Tais discussões têm produzido diversas modificações a estes regimes. Em agosto de 2018 é publicada a Lei n.º 62/2018, que introduz alterações ao regime do alojamento local. Já este ano, foram publicadas mais duas leis – a Lei n.º 12/2019 e a Lei n.º 13/2019 – que nos trouxeram significativas alterações e limitações ao regime do arredamento urbano habitacional e não habitacional. Aprofundaremos estas duas leis num outro artigo.
Em grande medida, a problemática que se vive de forma intensa em Portugal, com principal enfoque nas grandes cidades, nomeadamente em Lisboa e no Porto, entre os proprietários de imóveis, os senhorios e arrendatários e o alojador e alojado nasce do verdadeiro conflito de interesses entre as diversas partes envolvidas.

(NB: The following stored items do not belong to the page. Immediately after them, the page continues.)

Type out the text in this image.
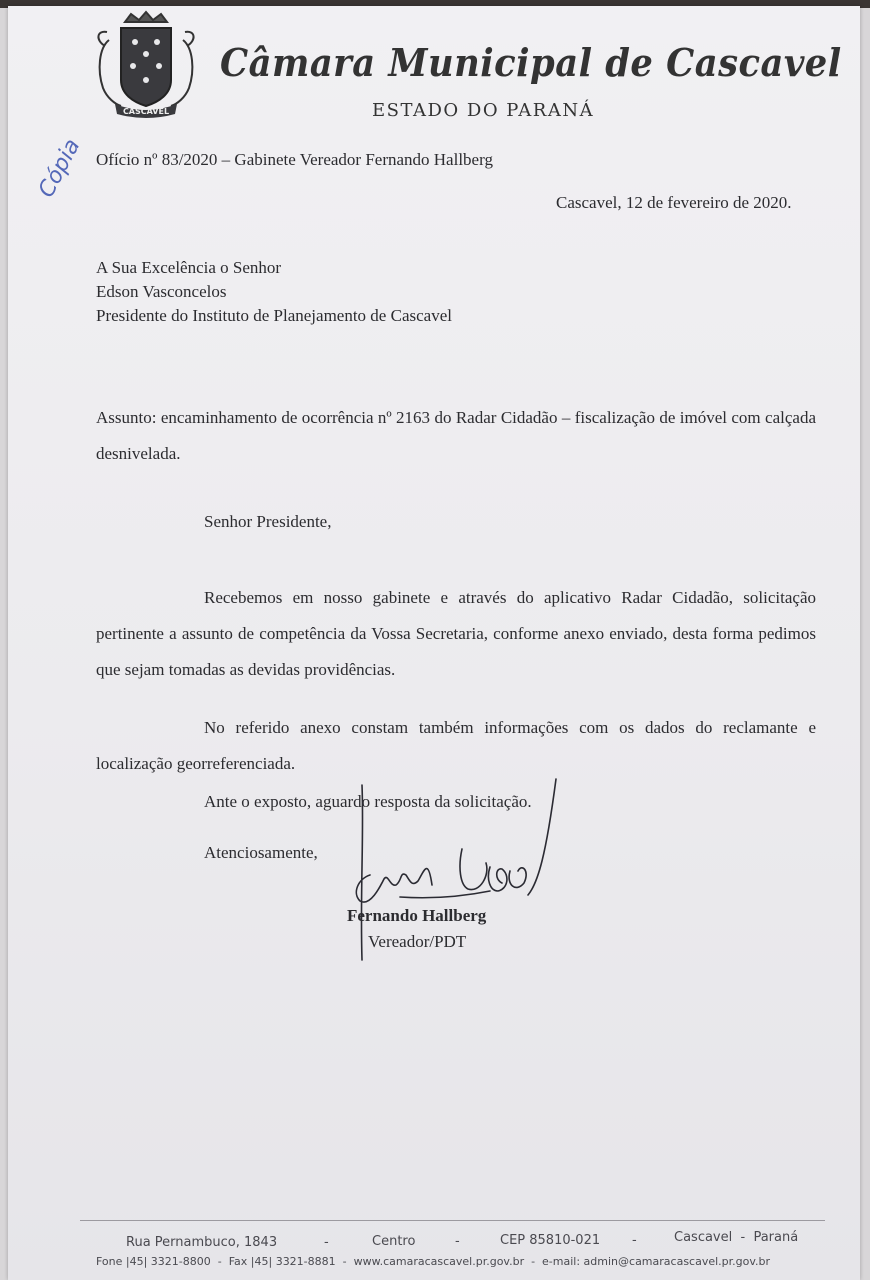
CASCAVEL
Câmara Municipal de Cascavel
ESTADO DO PARANÁ
Cópia Ofício nº 83/2020 – Gabinete Vereador Fernando Hallberg
Cascavel, 12 de fevereiro de 2020.
A Sua Excelência o Senhor
Edson Vasconcelos
Presidente do Instituto de Planejamento de Cascavel
Assunto: encaminhamento de ocorrência nº 2163 do Radar Cidadão – fiscalização de imóvel com calçada desnivelada.
Senhor Presidente,
Recebemos em nosso gabinete e através do aplicativo Radar Cidadão, solicitação pertinente a assunto de competência da Vossa Secretaria, conforme anexo enviado, desta forma pedimos que sejam tomadas as devidas providências.
No referido anexo constam também informações com os dados do reclamante e localização georreferenciada.
Ante o exposto, aguardo resposta da solicitação.
Atenciosamente,
Fernando Hallberg
Vereador/PDT
Rua Pernambuco, 1843	-	Centro	-	CEP 85810-021 -	Cascavel  -  Paraná
Fone |45| 3321-8800  -  Fax |45| 3321-8881  -  www.camaracascavel.pr.gov.br  -  e-mail: admin@camaracascavel.pr.gov.br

Este conflito é exponenciado fortemente quando a atividade de alojamento local é exercida em frações autónomas destinadas a habitação inseridas em prédios constituídos sob o regime da propriedade horizontal. Uns defendem o seu direito de propriedade e de desenvolver uma atividade que lhes permita retirar um proveito económico quase instantâneo e os demais condóminos defendem o seu direito ao sossego, à tranquilidade e à segurança, não querendo ter pessoas estranhas a entrar e a sair constantemente do prédio onde habitam.
Já todos nos deparámos com a dicotomia entre os benefícios da invasão de turistas, com o consequente aumento da oferta de estabelecimentos de alojamento local, oportunidades de trabalho, aumento de receitas e muito acentuadamente o aumento da recuperação do parque imobiliário degradado e os incómodos constantes de entradas e saídas a altas horas da noite, aumento exponencial de lixo, o barulho constante das rodas das malas a bater na calçada portuguesa, as gargalhadas nas escadas e as festas.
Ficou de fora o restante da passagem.